With almost 79,000 mainly Brazilian, fans dreaming of a first Olympic title, the Dream Team fought back with Kanu saving the day in the last minute of normal time and scoring the winner in extra time. A remarkable comeback meant Nigeria were a game away from immortality. To achieve this, there was just the small matter of playing Argentina in the final.
Quite fitting then that Athens was the venue for the Olympic final – Athens in Georgia, of course.
Unlike much of the Atlanta games, this was an absolute classic. The stage was set with the Stamford Stadium packed to the rafters. Fittingly, Pierluigi Collina was the man in the middle for what is widely regarded as the finest Olympic final ever played.
Argentina, a side containing Roberto Sensini, Hernan Crespo, Matias Almeyda, Jose Chamot, Pablo Cavallero, Javier Zanetti and Diego Simeone, were heavy favourites having brushed Spain and Portugal aside to reach the final.
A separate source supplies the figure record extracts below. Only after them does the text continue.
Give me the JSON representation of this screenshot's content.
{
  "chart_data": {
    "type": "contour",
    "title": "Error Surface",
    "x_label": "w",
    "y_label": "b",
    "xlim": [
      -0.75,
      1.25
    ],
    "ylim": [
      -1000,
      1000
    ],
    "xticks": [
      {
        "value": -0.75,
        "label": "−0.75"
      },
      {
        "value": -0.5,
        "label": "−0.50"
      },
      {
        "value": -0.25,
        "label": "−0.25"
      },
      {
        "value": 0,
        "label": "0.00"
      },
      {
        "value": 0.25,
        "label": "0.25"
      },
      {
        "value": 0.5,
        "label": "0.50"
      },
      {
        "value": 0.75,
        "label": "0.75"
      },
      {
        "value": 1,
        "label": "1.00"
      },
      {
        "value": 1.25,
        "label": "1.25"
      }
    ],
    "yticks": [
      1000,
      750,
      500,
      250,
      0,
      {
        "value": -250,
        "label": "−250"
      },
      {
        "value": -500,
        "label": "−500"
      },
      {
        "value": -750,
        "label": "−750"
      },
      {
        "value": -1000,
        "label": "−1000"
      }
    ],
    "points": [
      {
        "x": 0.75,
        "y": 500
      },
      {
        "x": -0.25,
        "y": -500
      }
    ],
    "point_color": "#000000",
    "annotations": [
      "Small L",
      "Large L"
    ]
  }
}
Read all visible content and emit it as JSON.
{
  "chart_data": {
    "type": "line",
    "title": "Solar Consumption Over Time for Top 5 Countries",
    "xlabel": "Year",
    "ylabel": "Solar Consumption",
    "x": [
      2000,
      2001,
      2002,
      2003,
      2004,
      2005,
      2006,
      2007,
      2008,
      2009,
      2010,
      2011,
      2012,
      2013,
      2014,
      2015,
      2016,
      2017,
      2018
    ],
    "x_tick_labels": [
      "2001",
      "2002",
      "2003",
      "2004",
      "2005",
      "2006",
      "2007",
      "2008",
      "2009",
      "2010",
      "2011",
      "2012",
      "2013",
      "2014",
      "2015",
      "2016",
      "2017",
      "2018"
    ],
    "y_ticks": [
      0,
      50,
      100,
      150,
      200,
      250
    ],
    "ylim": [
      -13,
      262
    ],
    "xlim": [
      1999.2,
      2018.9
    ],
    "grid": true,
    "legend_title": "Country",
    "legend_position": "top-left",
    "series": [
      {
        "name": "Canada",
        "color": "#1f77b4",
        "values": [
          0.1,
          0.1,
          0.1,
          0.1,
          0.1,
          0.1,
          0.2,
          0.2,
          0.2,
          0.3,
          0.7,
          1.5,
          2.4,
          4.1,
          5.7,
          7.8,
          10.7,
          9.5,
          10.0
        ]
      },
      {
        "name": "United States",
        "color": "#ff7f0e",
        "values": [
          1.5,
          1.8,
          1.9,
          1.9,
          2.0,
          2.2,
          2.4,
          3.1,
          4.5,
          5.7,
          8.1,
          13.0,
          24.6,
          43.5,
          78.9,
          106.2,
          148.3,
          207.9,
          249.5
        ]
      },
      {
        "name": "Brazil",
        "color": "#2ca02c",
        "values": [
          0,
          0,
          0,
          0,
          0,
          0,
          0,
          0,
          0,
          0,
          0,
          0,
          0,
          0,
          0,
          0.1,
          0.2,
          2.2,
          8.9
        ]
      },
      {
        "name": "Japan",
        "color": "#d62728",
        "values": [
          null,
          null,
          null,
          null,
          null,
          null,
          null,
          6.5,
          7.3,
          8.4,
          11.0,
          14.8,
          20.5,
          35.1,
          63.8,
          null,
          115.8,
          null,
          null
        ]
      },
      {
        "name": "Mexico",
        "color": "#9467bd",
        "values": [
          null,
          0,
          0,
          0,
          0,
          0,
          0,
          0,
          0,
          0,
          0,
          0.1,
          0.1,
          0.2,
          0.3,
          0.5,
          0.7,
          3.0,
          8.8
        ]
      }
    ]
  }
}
Once again, Nigeria fell behind early to Claudio Lopez’s thumping header as the South Americans made the early running.
After Celestine Babayaro rattled the post with a header, Cavallero misjudged a corner and Celestine Babayaro towered a header into the net. The controversial penalty awarded against West allowed Crespo to restore Argentina’s lead on 50 minutes, before a wonderful piece of improvisation from Amokachi restored parity – a delightful impromptu flick over stranding Cavallero. Both sides pushed for the winner before Emmanuel Aminike’s last-minute winner secured Nigeria the Gold medal and sporting immortality.
The Dream Team had delivered and a Lagos went wild in delirious celebration as Africa made football history. They had beaten the odds, the favourites and even the clock to find a way to win. Deserved champions in a tournament littered with more stars than the night sky. So, if anyone says that football doesn’t belong in the Olympics, just remind them of Nigeria their remarkable campaign.